Posted at 6:00 AM, Aug 30, 2016
and last updated 2016-09-01 09:33:36-04

CINCINNATI -- In January 2012, downtown Cincinnati resident Jack Heekin created Pedal Wagon, a business that tours up to 15 passengers on a large bicycle they all pedal.

He started with one wagon, but now has eight in Cincinnati and another five in Columbus. He usually does 60 tours on Fridays and Saturdays, plus 20 during the week, he said.

Such success usually breeds competition. Heekin doesn’t know of any similar businesses in Cincinnati, he said, but that’s about to change with the Sept. 1 opening of Chainging Gears, another multi-passenger party bike tour business.

How does it work?

Interested riders can book a tour online at the Chainging Gears website. Each tour costs $27 per adult Sunday through Thursday, $29 on Friday and Saturday, plus a 3.49 percent booking fee.

Tours leave from the Parkhouse Garage at 1123 Sycamore St. Each bicycle has 15 seats arranged in an oval, so that riders face each other, in order to facilitate conversation.

Each tour comes with a driver, who steers the bike and turns on an electric motor if needed, and a tour guide. Passengers supply the pedal power for the tour, which will last about two hours.

Who are the owners?

Sarah Lark owns Chainging Gears with her brother. Photo provided

Sarah Lark and Steve Poynter, siblings from Somerset, Kentucky. Lark lives in Indianapolis, while Poynter has a home in Batavia.

They’ve been in the real estate business together since 2009 as SLP Association LLC, and Lark also works in the aerospace industry.

They enjoy dealing with people, Lark said, and thought the bike tour business would provide a good avenue for that. They settled on Cincinnati as a starting point for their business because it had a large enough population and many attractions they could showcase, Poynter said.

Steve Poynter grew up in Somerset, Kentucky, and has a home in Batavia. Photo provided

They began kicking the idea around about a year ago, Lark said, and began creating the business in earnest in February.

“We usually work pretty quickly,” she added.

Do they have investors?

Only themselves, and they’ve invested more than $100,000, Lark said. That includes the cost of two touring bicycles, she said, which generally retail for $30,000 to $70,000 apiece, depending on the options installed.

Any employees?

Three full-time and five part-time, with plans to hire an additional three.

How will they differentiate their business from the competition?

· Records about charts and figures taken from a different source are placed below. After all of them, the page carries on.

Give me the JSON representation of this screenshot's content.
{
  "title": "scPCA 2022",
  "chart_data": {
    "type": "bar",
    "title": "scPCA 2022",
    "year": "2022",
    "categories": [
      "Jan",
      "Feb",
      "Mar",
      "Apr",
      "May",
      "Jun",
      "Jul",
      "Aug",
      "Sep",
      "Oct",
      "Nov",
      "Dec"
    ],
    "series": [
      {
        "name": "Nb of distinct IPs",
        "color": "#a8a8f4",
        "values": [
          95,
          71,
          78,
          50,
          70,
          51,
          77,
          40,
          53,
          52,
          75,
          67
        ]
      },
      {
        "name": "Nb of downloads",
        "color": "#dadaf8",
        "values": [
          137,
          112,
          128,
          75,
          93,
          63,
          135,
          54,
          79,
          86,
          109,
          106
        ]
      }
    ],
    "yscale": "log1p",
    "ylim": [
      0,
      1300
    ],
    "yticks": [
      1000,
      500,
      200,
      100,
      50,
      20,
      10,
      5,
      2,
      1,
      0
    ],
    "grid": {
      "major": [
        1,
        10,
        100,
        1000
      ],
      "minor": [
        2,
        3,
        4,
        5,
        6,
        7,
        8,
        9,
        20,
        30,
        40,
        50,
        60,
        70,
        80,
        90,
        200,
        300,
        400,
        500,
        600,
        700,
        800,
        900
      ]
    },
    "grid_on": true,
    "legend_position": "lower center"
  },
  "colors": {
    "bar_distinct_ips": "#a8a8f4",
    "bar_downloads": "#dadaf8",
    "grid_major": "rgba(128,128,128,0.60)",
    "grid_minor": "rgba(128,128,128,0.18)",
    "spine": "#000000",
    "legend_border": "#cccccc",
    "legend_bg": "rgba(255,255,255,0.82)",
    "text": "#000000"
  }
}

By offering a wider variety of tours, Lark said, not just pub crawls. The 15 described on the website include:

  • Arts/crafts tours, intended primarily for children, with three stops and fun projects to make;
  • Physical endurance tours over steeper terrain, which would use no motor assist except in cases of emergency;
  • The Chainging Gears Idol Tour, with a sing-a-long to favorite songs.

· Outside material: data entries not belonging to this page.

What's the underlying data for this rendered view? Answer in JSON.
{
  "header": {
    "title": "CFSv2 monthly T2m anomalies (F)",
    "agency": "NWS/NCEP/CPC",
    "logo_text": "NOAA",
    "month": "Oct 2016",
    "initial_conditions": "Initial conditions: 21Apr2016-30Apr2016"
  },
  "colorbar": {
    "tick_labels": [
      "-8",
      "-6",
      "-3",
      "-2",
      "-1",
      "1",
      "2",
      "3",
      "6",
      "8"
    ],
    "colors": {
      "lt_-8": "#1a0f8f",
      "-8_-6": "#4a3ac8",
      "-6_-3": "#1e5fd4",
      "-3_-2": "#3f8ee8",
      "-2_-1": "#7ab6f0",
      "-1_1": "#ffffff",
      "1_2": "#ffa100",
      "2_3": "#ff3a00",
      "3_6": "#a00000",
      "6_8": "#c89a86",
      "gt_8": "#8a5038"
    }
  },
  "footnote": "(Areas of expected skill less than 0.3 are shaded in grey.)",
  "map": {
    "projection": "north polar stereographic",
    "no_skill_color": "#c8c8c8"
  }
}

The Pedal Wagon’s website lists six tours, three seasonal and three year-round. The three year-rounders involve exploring downtown, Over-the-Rhine or both. The Tavern Cruise features “beer on board” and stops at local taverns.

Who takes these tours?

Most of the Pedal Wagon riders don’t live Downtown, Heekin said, and want to see and experience it. Many of them are tourists, he said, but he also gets lots of repeat business from corporations that use a tour as a team-building exercise.

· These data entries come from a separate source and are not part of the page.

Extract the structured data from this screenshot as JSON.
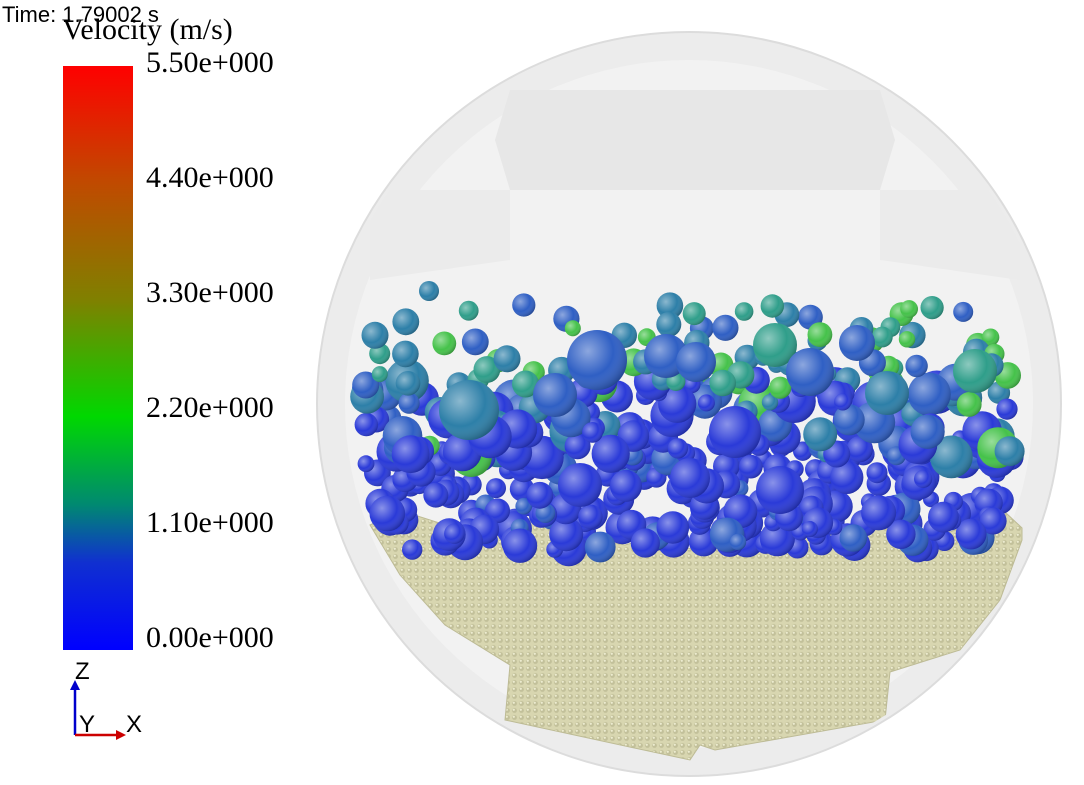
{
  "header": {
    "time_text": "Time: 1.79002 s"
  },
  "legend": {
    "title": "Velocity (m/s)",
    "ticks": [
      "5.50e+000",
      "4.40e+000",
      "3.30e+000",
      "2.20e+000",
      "1.10e+000",
      "0.00e+000"
    ],
    "colors": {
      "max": "#ff0000",
      "upper": "#c04a00",
      "mid_upper": "#808000",
      "mid": "#00d800",
      "mid_lower": "#008a70",
      "min": "#0000ff"
    }
  },
  "triad": {
    "z_label": "Z",
    "y_label": "Y",
    "x_label": "X",
    "colors": {
      "z": "#0000cc",
      "x": "#cc0000"
    }
  },
  "scene": {
    "drum_color": "#f0f0f0",
    "bed_color": "#d8d6b0",
    "particle_colors": [
      "#2a3ad8",
      "#2f5fc4",
      "#2d7fa8",
      "#2f9e8a",
      "#45c24a",
      "#5a9fd0"
    ]
  }
}
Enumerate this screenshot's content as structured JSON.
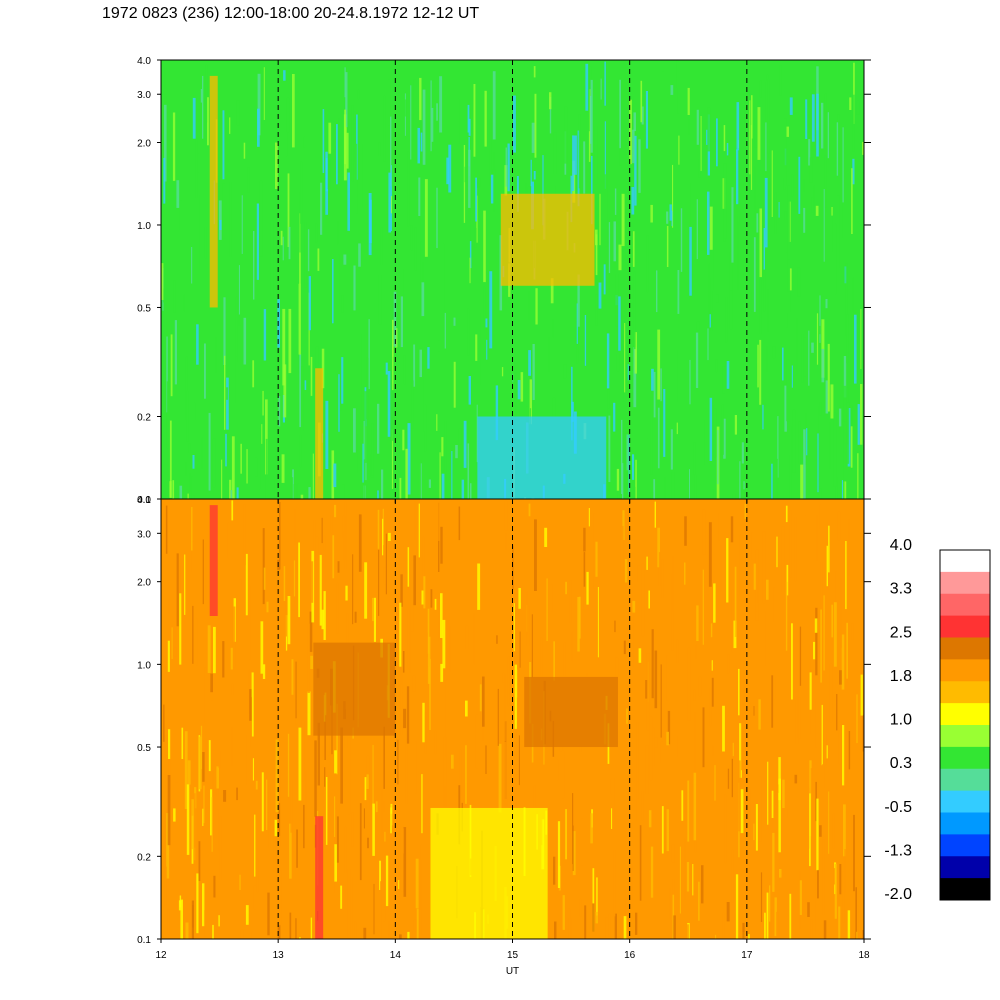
{
  "title": "1972 0823 (236) 12:00-18:00 20-24.8.1972  12-12 UT",
  "chart_data": [
    {
      "type": "heatmap",
      "panel": "upper",
      "x": {
        "label": "",
        "range": [
          12,
          18
        ],
        "ticks": [
          12,
          13,
          14,
          15,
          16,
          17,
          18
        ],
        "tick_labels": []
      },
      "y": {
        "label": "",
        "scale": "log",
        "range": [
          0.1,
          4.0
        ],
        "ticks": [
          0.1,
          0.2,
          0.5,
          1.0,
          2.0,
          3.0,
          4.0
        ],
        "tick_labels": [
          "0.1",
          "0.2",
          "0.5",
          "1.0",
          "2.0",
          "3.0",
          "4.0"
        ]
      },
      "dashed_verticals_at": [
        13,
        14,
        15,
        16,
        17
      ],
      "dominant_color": "#33e633",
      "features": [
        {
          "x": 12.45,
          "y_range": [
            0.5,
            3.5
          ],
          "color": "#ffbb00"
        },
        {
          "x": 13.35,
          "y_range": [
            0.1,
            0.3
          ],
          "color": "#ffbb00"
        },
        {
          "x_range": [
            14.7,
            15.8
          ],
          "y_range": [
            0.1,
            0.2
          ],
          "color": "#33ccff"
        },
        {
          "x_range": [
            14.9,
            15.7
          ],
          "y_range": [
            0.6,
            1.3
          ],
          "color": "#ffbb00"
        }
      ]
    },
    {
      "type": "heatmap",
      "panel": "lower",
      "x": {
        "label": "UT",
        "range": [
          12,
          18
        ],
        "ticks": [
          12,
          13,
          14,
          15,
          16,
          17,
          18
        ],
        "tick_labels": [
          "12",
          "13",
          "14",
          "15",
          "16",
          "17",
          "18"
        ]
      },
      "y": {
        "label": "",
        "scale": "log",
        "range": [
          0.1,
          4.0
        ],
        "ticks": [
          0.1,
          0.2,
          0.5,
          1.0,
          2.0,
          3.0,
          4.0
        ],
        "tick_labels": [
          "0.1",
          "0.2",
          "0.5",
          "1.0",
          "2.0",
          "3.0",
          "4.0"
        ]
      },
      "dashed_verticals_at": [
        13,
        14,
        15,
        16,
        17
      ],
      "dominant_color": "#ff9900",
      "features": [
        {
          "x": 12.45,
          "y_range": [
            1.5,
            3.8
          ],
          "color": "#ff3333"
        },
        {
          "x": 13.35,
          "y_range": [
            0.1,
            0.28
          ],
          "color": "#ff3333"
        },
        {
          "x_range": [
            13.3,
            14.0
          ],
          "y_range": [
            0.55,
            1.2
          ],
          "color": "#dd7700"
        },
        {
          "x_range": [
            15.1,
            15.9
          ],
          "y_range": [
            0.5,
            0.9
          ],
          "color": "#dd7700"
        },
        {
          "x_range": [
            14.3,
            15.3
          ],
          "y_range": [
            0.1,
            0.3
          ],
          "color": "#ffff00"
        }
      ]
    }
  ],
  "colorbar": {
    "labels": [
      "4.0",
      "3.3",
      "2.5",
      "1.8",
      "1.0",
      "0.3",
      "-0.5",
      "-1.3",
      "-2.0"
    ],
    "colors_top_to_bottom": [
      "#ffffff",
      "#ff9999",
      "#ff6666",
      "#ff3333",
      "#dd7700",
      "#ff9900",
      "#ffbb00",
      "#ffff00",
      "#99ff33",
      "#33e633",
      "#55dd99",
      "#33ccff",
      "#0099ff",
      "#0044ff",
      "#0000aa",
      "#000000"
    ]
  }
}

Some families take a tour as an annual event to get loved ones together from other cities, he said.

Chainging Gears hopes to broaden the appeal, including by taking schoolchildren on field trips for educational tours, with stops at local museums.

What’s next?

For Chainging Gears, the plan is to sell franchises. Ideally, the owners would like to see one open in a new city every year, Lark said.

For the Pedal Wagon, Heekin hopes to start doing tours in Northern Kentucky within the next few months.

Is there other competition?

Yes, from tours on which everyone rides his or her own individual bicycle. Those include Cycling Backroads, which offers a two-hour, guided, OTR tour for $30 and a 90-minute Spring Grove Cemetery and Arboretum tour for $15.

It’s the second year for the tours, owner Tony Blizniak said. The business began four years ago with cycling events such as a moonlight bicycle ride on Friday nights.

This year has been problematic because we’ve had so much rain, he said, and the tours don’t run in the rain.